Customers are human. So naturally what they like to eat, wear, or buy will change multiple times throughout their lives. This makes a marketer’s job trickier, especially if they try to guess what their customers will do next.
Historical transaction behavior has traditionally been the go-to method to determine customer communications, based on the notion that past behavior is the best indicator of future behavior. But predictive models are an even better way to fuel your marketing and boost revenue. When based on accurate customer data, predictive models give brands a view of likely value over time so they can quickly choose what decisions to make and which course of action to take with their customers.

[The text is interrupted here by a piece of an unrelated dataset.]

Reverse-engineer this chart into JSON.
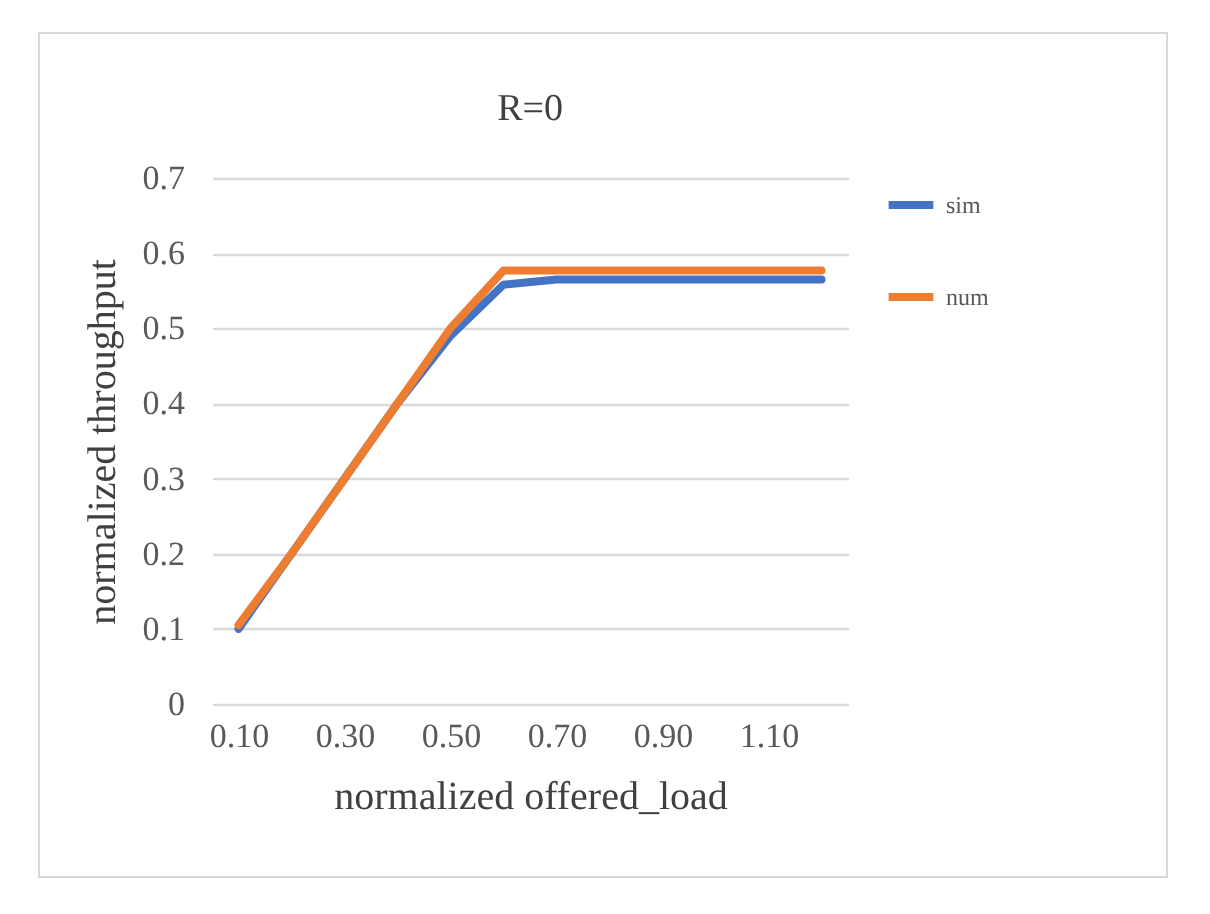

Using historical transaction behavior to market looks like this: Perfect Products Inc. has a VIP program for customers who spend over $1,000 in a year, which offers special incentives like early access and perks like exclusive discounts. The program is shown to drive greater customer loyalty, and buyers who are part of the program end up shopping more frequently and engaging more with the brand.
This approach works for customers who have been with the brand for a long time, but it neglects brand-new customers who haven’t yet qualified for the program. Those customers may have the potential to be highly valuable. Still, by the time their loyalty behavior is recognized and rewarded, they may have moved on to another company that saw their value and treated them accordingly.
Below are three ways predictive customer lifetime value can help brands make the most out of their marketing activations as early as possible:
Rolling out the red carpet early: while Perfect Products Inc. may have their VIP strategy figured out, their reliance on historical spend to hit that VIP threshold likely means they’re missing out on other opportunities to drive loyalty. For example, many shoppers will approach that spend threshold and even have the potential to hit it, but Perfect Products Inc. will not recognize them.
This oversight results in them missing out on possible future high-value customers. With a predictive customer lifetime value model, brands can have a customer’s estimated one-year spend immediately after making their first purchase. This “look into the future” means brands can act early and preemptively begin to drive loyalty behavior through either concierge service, special discounts, or exclusive product offerings. This glimpse into what’s to come helps the brand identify potential valuable customers, translating to stronger retention and more powerful, personalized experiences for the customer from the beginning.
No more guessing games: Relying on historical spend for marketing assumes a customer’s past behavior will directly correlate with their future behavior — even if data points to a different future. Instead, predictive models look ahead and consider how likely a customer is to make more purchases. By gaining this insight into whether or not a customer will continue their prior spend trend, a brand’s marketing can reflect that.
For example, if Julie is expected to spend $1,000 in the coming year with Gary’s Gems LLC, she’ll have continued VIP opportunities coming her way. If it’s unlikely that she will hit the $1,000 threshold this year, then Gary’s Gems LLC can change its marketing tactics and send messages showing how much they value her as a customer and why she should continue her relationship with them.
Acquire new, better customers: These predictive data points can influence not only what message we want to send to that shopper but also how a brand goes about acquiring new customers. By using a historical spend audience in paid media for lookalike targeting, a brand is taking the risk of acquiring new customers who might look like those addressed above, i.e. they had previously reached VIP status but now might be at risk of churn.
Instead of attracting more of those customers, predictive customer lifetime value modeling allows the brand to find buyers who look like those we know will be most valuable in the coming year. This allows the brand to ignite the cultivation flywheel, bringing in customers who will make repeat purchases and become brand loyalists.
Laying the groundwork
Today's market is overflowing with options, making customer loyalty more important than ever. By investing in predictive modeling, brands have the opportunity to pick up quickly on the behavior of those buyers, allowing them to translate this into the customer experience immediately.
For predictive models to run smoothly, brands need to begin with a solid base of customer data, otherwise, the results will be neither accurate or reliable, and then follow with the right customer data tools. These will provide you with the foundation to build relationships with customers early on in their journey, driving loyalty and contributing to the brand's long-term health.